Abstract:
Objectives At present, in the research on the optimization of wireless sensor network (WSN) deployment under the application of indoor positioning, most of studies are generally carried out under the ideal conditions without obstacles, and the impact of obstacles on WSN is rarely considered. To consider the influence of obstacles for WSN deployment, we propose a multi-objective optimization method of WSN topology considering obstacles under the application of indoor positioning using received signal strength indication sensors.
Methods Firstly, a concept of effective coverage and beacon node deployment model is proposed based on the indoor positioning algorithm and sensor coverage model. Secondly, after the analysis of obstacle perception model and beacon node deployment strategy, a multi-objective optimization model of sensor deployment considering obstacles is proposed.Finally, the non-dominated sorting genetic algorithm Ⅲ is introduced to solve this optimization model. Three optimization objectives of all individuals, effective coverage, number of sensors, and convex hull area, as well as constraints considering obstacles and WSN topology rationality are calculated.

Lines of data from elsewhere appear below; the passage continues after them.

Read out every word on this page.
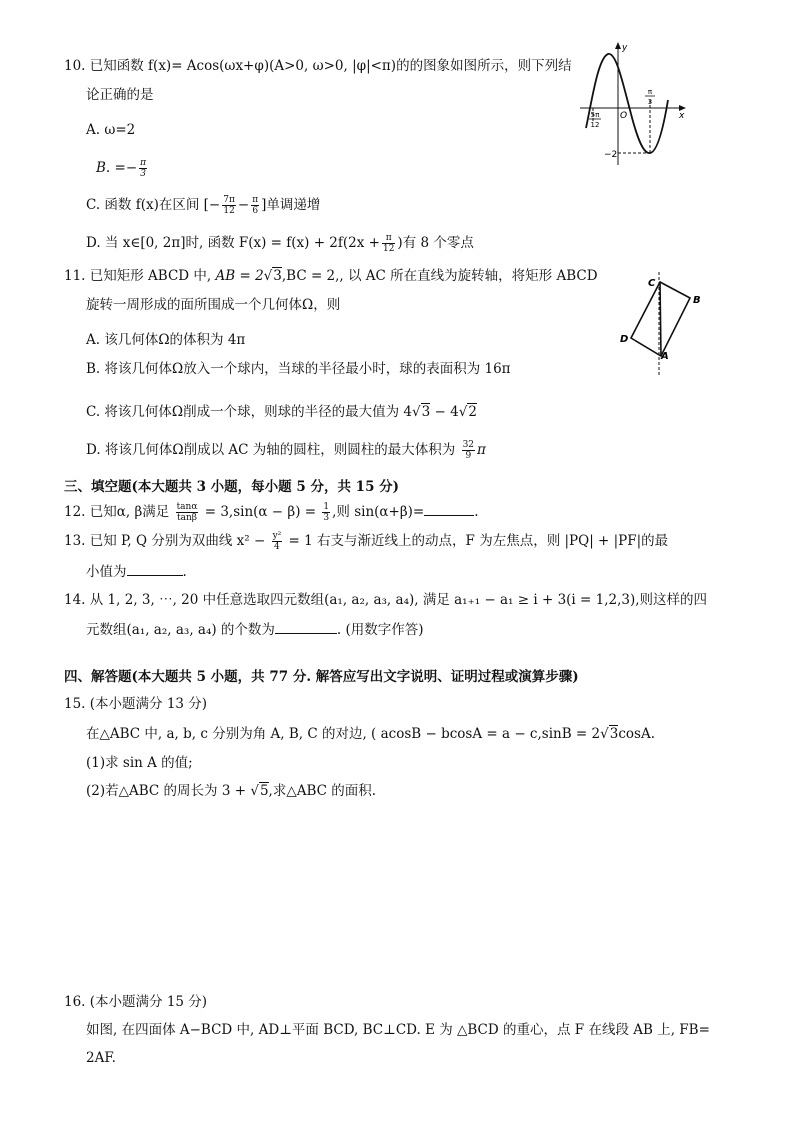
10. 已知函数 f(x)= Acos(ωx+φ)(A>0, ω>0, |φ|<π)的的图象如图所示，则下列结
论正确的是
A. ω=2
B. =− $\frac{\pi}{3}$
C. 函数 f(x)在区间 [− $\frac{7\pi}{12} - \frac{\pi}{6}$ ]单调递增
D. 当 x∈[0, 2π]时, 函数 $F(x) = f(x) + 2f(2x + \frac{\pi}{12}$ )有 8 个零点
y
x
O
5π
12
π
3
−2
11. 已知矩形 ABCD 中, AB = 2√3,BC = 2,, 以 AC 所在直线为旋转轴，将矩形 ABCD
旋转一周形成的面所围成一个几何体Ω，则
A. 该几何体Ω的体积为 4π
B. 将该几何体Ω放入一个球内，当球的半径最小时，球的表面积为 16π
C. 将该几何体Ω削成一个球，则球的半径的最大值为 4√3 − 4√2
D. 将该几何体Ω削成以 AC 为轴的圆柱，则圆柱的最大体积为 $\frac{32}{9}$ π
C
B
D
A
三、填空题(本大题共 3 小题，每小题 5 分，共 15 分)
12. 已知α, β满足 $\frac{\tan\alpha}{\tan\beta} = 3,\sin(\alpha - \beta) = \frac{1}{3}$ ,则 sin(α+β)=	.
13. 已知 P, Q 分别为双曲线 $x^2 - \frac{\text{y²}}{4} = 1$ 右支与渐近线上的动点，F 为左焦点，则 |PQ| + |PF|的最
小值为	.
14. 从 1, 2, 3, ⋯, 20 中任意选取四元数组(a₁, a₂, a₃, a₄), 满足 a₁₊₁ − a₁ ≥ i + 3(i = 1,2,3),则这样的四
元数组(a₁, a₂, a₃, a₄) 的个数为	. (用数字作答)
四、解答题(本大题共 5 小题，共 77 分. 解答应写出文字说明、证明过程或演算步骤)
15. (本小题满分 13 分)
在△ABC 中, a, b, c 分别为角 A, B, C 的对边, ( acosB − bcosA = a − c,sinB = 2√3cosA.
(1)求 sin A 的值;
(2)若△ABC 的周长为 3 + √5,求△ABC 的面积.
16. (本小题满分 15 分)
如图, 在四面体 A−BCD 中, AD⊥平面 BCD, BC⊥CD. E 为 △BCD 的重心，点 F 在线段 AB 上, FB=
2AF.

Results The optimization method without considering obstacles is used as the comparison method, and three uniform sensor deployments are compared with the numerical simulation results of the proposed method.Regular triangle, square and hexagon are the mosaic shapes for the uniform sensor deployment.In the 1 000 generation, the effective coverage rate of the proposed method increased by 9.62% compared with the comparison method and increased by 52.7%, 112.1% and 16.6% respectively compared with the uniform deployment of regular triangle, square and regular hexagon.
Conclusions The method proposed in this paper not only has advantages in improving the effective coverage rate and accelerating convergence of the optimization algorithm, but also increases the effective coverage rate compared with the traditional uniform deployment of sensors. Therefore, the proposed method will be helpful to improve the accuracy of indoor positioning.